當前位置：首頁 > 编程资源 > 编程问答 >内容正文

编程问答

tb计算机存储单位_如何节省数TB的云存储

發(fā)布時間：2023/11/29 编程问答 45 豆豆

生活随笔收集整理的這篇文章主要介紹了 tb计算机存储单位_如何节省数TB的云存储小編覺得挺不錯的,現在分享給大家,幫大家做個參考.

tb計算機存儲單位

Whatever cloud provider a company may use, costs are always a factor that influences decision-making, and the way software is written. As a consequence, almost any approach that helps save costs is likely worth investigating.

無論公司使用哪種云提供商，成本始終是影響決策和軟件編寫方式的因素。結果，幾乎所有有助于節(jié)省成本的方法都值得研究。

At Vendasta, we use the Google Cloud Platform. The software we maintain, design, and create, often makes use of Google Cloud Storage and Google CloudSQL; the team I am part of is no exception. The team works on a product called Website, which is a platform for website hosting. The product has two editions: Express (free, limited functionality), and Pro (paid, full functionality). Between the features that the product offers we find period backups of websites; these backups are archived as tar files. Each backup archive has an accompanying record stored in CloudSQL, which contains metadata such as the timestamp of the archive.

在Vendasta，我們使用Google Cloud Platform。我們維護，設計和創(chuàng)建的軟件經常使用Google Cloud Storage和Google CloudSQL ；我所在的團隊也不例外。該團隊致力于開發(fā)一種名為“網站”的產品，該產品是用于網站托管的平臺。該產品有兩個版本：Express(免費，功能有限)和Pro(付費，完整功能)。在產品提供的功能之間，我們可以找到網站的定期備份；這些備份被存檔為tar文件。每個備份存檔都有一個隨附的記錄存儲在CloudSQL中，其中包含元數據，例如存檔的時間戳。

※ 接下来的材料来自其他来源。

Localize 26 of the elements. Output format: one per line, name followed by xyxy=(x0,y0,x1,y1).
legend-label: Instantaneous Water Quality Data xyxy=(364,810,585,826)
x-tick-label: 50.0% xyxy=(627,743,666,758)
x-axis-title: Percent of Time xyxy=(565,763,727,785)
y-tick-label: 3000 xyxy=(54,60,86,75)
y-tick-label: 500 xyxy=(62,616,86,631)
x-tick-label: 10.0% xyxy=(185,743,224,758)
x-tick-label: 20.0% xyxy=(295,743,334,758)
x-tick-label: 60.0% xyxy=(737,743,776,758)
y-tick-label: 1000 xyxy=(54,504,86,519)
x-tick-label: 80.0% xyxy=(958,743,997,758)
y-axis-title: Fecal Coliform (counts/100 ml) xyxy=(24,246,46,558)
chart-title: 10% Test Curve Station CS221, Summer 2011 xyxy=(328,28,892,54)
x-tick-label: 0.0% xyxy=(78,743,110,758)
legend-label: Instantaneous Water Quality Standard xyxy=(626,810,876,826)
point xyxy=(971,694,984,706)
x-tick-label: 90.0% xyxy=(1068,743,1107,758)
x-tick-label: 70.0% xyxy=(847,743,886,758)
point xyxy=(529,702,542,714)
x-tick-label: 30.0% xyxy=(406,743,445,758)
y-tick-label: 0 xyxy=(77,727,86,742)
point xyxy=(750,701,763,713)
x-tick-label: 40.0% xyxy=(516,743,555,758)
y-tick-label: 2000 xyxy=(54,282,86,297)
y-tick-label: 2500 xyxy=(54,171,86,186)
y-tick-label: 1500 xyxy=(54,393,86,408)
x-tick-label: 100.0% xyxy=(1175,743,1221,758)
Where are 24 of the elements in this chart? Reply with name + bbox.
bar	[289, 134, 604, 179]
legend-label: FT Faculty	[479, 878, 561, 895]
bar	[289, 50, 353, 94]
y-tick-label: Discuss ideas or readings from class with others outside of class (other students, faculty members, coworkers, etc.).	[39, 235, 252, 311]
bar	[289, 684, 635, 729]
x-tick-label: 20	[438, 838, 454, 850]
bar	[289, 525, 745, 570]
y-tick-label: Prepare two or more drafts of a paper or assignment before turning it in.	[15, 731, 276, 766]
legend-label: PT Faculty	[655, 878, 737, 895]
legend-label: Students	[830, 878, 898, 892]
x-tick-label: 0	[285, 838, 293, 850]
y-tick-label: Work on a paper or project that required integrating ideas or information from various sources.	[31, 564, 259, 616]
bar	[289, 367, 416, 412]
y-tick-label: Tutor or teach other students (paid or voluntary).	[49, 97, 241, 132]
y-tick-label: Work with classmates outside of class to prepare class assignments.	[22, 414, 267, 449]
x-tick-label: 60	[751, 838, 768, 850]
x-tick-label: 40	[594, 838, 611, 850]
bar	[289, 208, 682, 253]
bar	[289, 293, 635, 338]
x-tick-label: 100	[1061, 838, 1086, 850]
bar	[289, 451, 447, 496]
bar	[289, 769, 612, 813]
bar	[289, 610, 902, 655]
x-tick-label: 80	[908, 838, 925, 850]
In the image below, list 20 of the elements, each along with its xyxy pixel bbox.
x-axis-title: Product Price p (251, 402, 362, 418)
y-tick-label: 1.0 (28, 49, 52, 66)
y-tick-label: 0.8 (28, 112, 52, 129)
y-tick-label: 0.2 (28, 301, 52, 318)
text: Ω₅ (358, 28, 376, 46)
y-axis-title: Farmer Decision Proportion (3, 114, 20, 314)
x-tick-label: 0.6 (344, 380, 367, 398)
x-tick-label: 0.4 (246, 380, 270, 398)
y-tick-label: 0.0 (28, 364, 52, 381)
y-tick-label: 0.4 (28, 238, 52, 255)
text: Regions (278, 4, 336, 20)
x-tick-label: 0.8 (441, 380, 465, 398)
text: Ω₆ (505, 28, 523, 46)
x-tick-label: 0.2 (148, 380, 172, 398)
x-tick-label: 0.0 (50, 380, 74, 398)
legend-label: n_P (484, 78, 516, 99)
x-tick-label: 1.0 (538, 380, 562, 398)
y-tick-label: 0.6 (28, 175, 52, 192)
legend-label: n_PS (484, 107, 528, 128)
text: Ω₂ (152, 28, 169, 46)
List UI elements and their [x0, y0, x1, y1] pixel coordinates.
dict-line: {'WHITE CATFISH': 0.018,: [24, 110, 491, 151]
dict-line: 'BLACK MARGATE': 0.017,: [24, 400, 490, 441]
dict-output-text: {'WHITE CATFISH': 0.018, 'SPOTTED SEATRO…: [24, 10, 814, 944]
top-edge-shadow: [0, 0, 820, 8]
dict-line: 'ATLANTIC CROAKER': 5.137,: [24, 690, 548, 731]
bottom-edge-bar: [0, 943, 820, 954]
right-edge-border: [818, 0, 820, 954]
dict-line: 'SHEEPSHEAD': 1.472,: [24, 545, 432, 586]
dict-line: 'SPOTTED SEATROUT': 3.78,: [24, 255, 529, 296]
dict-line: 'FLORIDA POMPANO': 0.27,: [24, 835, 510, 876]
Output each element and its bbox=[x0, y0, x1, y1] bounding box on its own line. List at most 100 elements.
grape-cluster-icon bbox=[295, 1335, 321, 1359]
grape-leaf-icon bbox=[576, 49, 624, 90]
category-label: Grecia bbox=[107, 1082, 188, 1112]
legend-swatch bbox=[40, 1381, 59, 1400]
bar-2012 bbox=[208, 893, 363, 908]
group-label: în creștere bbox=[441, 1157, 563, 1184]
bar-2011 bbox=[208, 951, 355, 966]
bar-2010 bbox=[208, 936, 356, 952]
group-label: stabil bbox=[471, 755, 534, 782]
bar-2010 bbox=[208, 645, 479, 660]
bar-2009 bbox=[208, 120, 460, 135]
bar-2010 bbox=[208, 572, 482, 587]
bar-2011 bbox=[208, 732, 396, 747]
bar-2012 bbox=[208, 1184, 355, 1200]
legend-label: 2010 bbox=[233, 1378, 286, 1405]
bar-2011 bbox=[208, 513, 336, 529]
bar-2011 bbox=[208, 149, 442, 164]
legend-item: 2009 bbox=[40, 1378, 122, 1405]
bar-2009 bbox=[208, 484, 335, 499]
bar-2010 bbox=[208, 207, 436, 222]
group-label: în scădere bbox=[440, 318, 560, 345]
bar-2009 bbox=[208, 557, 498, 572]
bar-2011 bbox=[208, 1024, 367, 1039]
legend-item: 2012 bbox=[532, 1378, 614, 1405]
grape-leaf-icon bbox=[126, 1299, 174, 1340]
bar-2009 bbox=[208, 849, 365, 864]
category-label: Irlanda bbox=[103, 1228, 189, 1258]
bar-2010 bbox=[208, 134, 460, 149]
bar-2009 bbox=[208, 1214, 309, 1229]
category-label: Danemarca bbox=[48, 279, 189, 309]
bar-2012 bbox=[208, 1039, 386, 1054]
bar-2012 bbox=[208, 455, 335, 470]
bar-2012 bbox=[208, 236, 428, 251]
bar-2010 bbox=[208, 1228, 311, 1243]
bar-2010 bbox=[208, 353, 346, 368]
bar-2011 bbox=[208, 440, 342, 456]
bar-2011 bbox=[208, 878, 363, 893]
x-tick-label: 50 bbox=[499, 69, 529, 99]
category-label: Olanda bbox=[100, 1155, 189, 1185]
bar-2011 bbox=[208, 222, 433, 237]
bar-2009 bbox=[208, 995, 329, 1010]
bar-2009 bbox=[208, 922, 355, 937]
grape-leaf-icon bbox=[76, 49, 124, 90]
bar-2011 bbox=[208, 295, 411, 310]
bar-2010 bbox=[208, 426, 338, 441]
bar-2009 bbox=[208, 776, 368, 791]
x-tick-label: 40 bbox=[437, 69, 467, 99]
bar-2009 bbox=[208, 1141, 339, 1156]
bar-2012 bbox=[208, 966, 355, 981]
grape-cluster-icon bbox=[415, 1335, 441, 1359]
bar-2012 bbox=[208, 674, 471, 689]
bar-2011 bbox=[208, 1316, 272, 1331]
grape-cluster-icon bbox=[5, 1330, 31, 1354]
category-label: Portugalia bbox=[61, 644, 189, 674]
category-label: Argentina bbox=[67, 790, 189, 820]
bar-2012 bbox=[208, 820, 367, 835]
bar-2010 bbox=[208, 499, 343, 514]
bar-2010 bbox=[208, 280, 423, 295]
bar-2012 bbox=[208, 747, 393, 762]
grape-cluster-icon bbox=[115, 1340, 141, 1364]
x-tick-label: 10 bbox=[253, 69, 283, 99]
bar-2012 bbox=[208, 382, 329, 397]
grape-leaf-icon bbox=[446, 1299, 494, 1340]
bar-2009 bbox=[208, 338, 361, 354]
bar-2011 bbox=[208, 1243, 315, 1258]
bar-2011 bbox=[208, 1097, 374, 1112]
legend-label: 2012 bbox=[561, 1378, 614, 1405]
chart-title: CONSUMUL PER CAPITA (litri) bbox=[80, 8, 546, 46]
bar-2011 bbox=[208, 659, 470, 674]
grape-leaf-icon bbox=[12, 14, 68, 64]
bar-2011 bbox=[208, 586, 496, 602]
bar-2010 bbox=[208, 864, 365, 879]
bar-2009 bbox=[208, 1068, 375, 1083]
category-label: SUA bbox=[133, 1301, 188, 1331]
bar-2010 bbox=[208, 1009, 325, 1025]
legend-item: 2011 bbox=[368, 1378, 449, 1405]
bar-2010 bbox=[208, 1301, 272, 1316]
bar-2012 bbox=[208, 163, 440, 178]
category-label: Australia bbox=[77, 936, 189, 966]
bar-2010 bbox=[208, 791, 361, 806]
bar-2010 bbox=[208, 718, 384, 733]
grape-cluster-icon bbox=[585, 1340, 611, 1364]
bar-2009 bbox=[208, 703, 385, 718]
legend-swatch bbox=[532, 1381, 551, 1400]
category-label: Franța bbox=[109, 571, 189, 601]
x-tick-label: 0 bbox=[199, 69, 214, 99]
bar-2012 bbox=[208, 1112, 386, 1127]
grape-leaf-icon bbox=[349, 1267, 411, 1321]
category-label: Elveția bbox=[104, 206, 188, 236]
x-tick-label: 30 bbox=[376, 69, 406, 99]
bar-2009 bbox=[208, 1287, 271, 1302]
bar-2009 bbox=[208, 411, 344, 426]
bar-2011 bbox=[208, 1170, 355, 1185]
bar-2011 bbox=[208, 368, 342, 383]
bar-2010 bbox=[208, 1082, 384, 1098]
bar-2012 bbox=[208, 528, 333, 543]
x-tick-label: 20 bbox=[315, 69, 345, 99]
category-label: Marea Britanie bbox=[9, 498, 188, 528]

Recently, the team I am currently working in wanted to design and implement an approach to delete old backups in order to reduce costs. The requirements were:

最近，我目前正在工作的團隊希望設計并實施一種刪除舊備份的方法，以降低成本。要求是：

Delete archives and records older than 1 year;

刪除超過1年的檔案和記錄；

For the Express edition, keep archives and records that were created in the last 10 days. In addition, keep the backups from the beginning of each month for the last year;

對于Express版本，請保留最近10天內創(chuàng)建的檔案和記錄。此外，請保留上一年每個月初的備份；

For the Pro edition, keep archives and records that were created in the last 60 days. In addition, keep the backups created at the beginning of each month for the last year;

對于專業(yè)版，請保留最近60天內創(chuàng)建的檔案和記錄。另外，保留在去年的每個月初創(chuàng)建的備份；

Perform steps 1–3 every day for all the sites the product hosts.

每天對產品托管的所有站點執(zhí)行步驟1-3。

We are going to walk through how the requirements were satisfied for each step, and use Golang code, along with an SQL statement, to demonstrate how to execute the steps.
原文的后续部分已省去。